Eovaldi's 'split' decision is paying dividends

Eovaldi's 'split' decision is paying dividends

ANAHEIM -- The splitter was a last-minute addition to Nathan Eovaldi's arsenal in his final games with the Marlins last September, a pitch he began tinkering with at the suggestion of pitching coach Chuck Hernandez as something to keep hitters more honest.

More than a half-year later, Eovaldi's project seems to be paying dividends. Eovaldi credited that pitch, which complements his fastball, curveball and slider mix, as helping him log his career-high eighth victory in the Yankees' 3-1 win over the Angels on Wednesday.
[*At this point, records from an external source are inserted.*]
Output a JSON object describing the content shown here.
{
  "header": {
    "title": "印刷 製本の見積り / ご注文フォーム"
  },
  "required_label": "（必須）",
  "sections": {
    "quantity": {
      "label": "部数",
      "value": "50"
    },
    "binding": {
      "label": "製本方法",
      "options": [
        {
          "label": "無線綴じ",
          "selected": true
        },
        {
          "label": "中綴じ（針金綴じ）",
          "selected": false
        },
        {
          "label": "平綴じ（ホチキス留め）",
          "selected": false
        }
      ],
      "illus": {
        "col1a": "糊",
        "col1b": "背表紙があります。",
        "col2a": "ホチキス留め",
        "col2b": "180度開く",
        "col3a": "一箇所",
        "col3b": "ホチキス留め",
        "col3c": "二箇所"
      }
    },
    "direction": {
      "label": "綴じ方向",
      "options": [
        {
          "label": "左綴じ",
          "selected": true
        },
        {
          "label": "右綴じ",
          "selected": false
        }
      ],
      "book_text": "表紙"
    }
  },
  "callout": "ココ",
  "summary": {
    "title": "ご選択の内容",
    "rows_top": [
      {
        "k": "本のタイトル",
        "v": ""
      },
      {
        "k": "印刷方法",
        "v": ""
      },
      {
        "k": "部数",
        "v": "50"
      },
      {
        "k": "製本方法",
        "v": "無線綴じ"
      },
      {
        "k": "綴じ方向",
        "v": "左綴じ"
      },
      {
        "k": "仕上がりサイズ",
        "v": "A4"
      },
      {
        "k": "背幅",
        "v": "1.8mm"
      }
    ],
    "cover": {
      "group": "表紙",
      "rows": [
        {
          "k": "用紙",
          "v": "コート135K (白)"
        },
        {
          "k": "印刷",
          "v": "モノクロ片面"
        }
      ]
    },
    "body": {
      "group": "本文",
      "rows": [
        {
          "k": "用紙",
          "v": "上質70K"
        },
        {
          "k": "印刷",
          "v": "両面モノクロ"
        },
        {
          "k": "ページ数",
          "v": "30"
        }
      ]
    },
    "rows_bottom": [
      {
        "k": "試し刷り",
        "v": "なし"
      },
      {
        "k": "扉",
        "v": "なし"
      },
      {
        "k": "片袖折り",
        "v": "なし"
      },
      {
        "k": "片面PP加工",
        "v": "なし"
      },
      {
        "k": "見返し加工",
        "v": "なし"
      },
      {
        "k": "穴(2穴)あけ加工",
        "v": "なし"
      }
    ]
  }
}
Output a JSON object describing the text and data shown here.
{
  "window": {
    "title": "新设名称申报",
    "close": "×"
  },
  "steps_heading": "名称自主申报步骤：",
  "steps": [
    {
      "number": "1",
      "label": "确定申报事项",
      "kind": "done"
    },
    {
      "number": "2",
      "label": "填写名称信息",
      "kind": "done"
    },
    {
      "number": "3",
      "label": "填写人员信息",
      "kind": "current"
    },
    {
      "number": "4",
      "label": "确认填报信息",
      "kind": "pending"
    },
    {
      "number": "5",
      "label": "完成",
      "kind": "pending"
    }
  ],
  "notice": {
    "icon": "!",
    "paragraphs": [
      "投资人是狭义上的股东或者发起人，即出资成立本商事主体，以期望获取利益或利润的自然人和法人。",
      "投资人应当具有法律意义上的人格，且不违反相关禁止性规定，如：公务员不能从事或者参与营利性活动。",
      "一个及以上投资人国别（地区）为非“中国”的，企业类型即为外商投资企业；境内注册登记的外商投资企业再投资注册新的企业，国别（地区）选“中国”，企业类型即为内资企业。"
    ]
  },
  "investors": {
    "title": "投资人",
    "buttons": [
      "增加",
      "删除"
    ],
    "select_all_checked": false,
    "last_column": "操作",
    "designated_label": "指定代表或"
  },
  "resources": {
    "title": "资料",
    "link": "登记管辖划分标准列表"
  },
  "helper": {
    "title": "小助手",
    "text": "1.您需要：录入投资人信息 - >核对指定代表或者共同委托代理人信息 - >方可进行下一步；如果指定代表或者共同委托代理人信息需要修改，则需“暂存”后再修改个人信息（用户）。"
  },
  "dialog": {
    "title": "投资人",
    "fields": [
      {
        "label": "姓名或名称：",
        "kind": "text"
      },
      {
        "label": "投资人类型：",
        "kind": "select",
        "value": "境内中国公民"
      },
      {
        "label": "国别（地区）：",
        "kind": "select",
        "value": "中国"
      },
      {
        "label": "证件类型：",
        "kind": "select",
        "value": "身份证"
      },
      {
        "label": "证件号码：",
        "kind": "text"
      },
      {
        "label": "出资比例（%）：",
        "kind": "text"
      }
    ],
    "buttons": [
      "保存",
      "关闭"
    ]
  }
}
"I feel like just because I've been using them more, I've been able to gain confidence," Eovaldi said. "Not having to rely on the fastball all the time helps, so being able to make those big pitches, it's huge."

Eovaldi has won three straight starts for the first time in his career, bouncing back from a disastrous return to Miami on June 16 and improving to 8-2 with a 4.52 ERA.

"It's very exciting," Yankees designated hitter Alex Rodriguez said. "The thing that's going to take him to the next level is if he can control that split. That third pitch, speaking from a hitter's standpoint, it's devastating."

In that Miami start, Eovaldi said his emotions were too amped up, resulting in an eight-run pounding and a first-inning shower. He righted himself by stringing together a trio of solid performances against the Tigers, Astros and Angels. The lesson?

"Try not to do too much," Eovaldi said. "I feel like against the Marlins, I was just trying to do too much and a lot of my pitches were middle. My offspeed wasn't as good."

Facing the Halos, Eovaldi scattered five hits over 5 1/3 scoreless innings before being chased by back-to-back walks to Mike Trout and Albert Pujols; left-hander Chasen Shreve bailed Eovaldi out of that jam to freeze his line.

Eovaldi said that his record wouldn't have been possible without the backing of the Yanks' offense; New York has provided Eovaldi with 70 runs in his 87 2/3 innings.

"Wins and losses are going to come," Eovaldi said. "The guys have been doing a great job giving me a lot of run support this year. Just trying to keep grinding."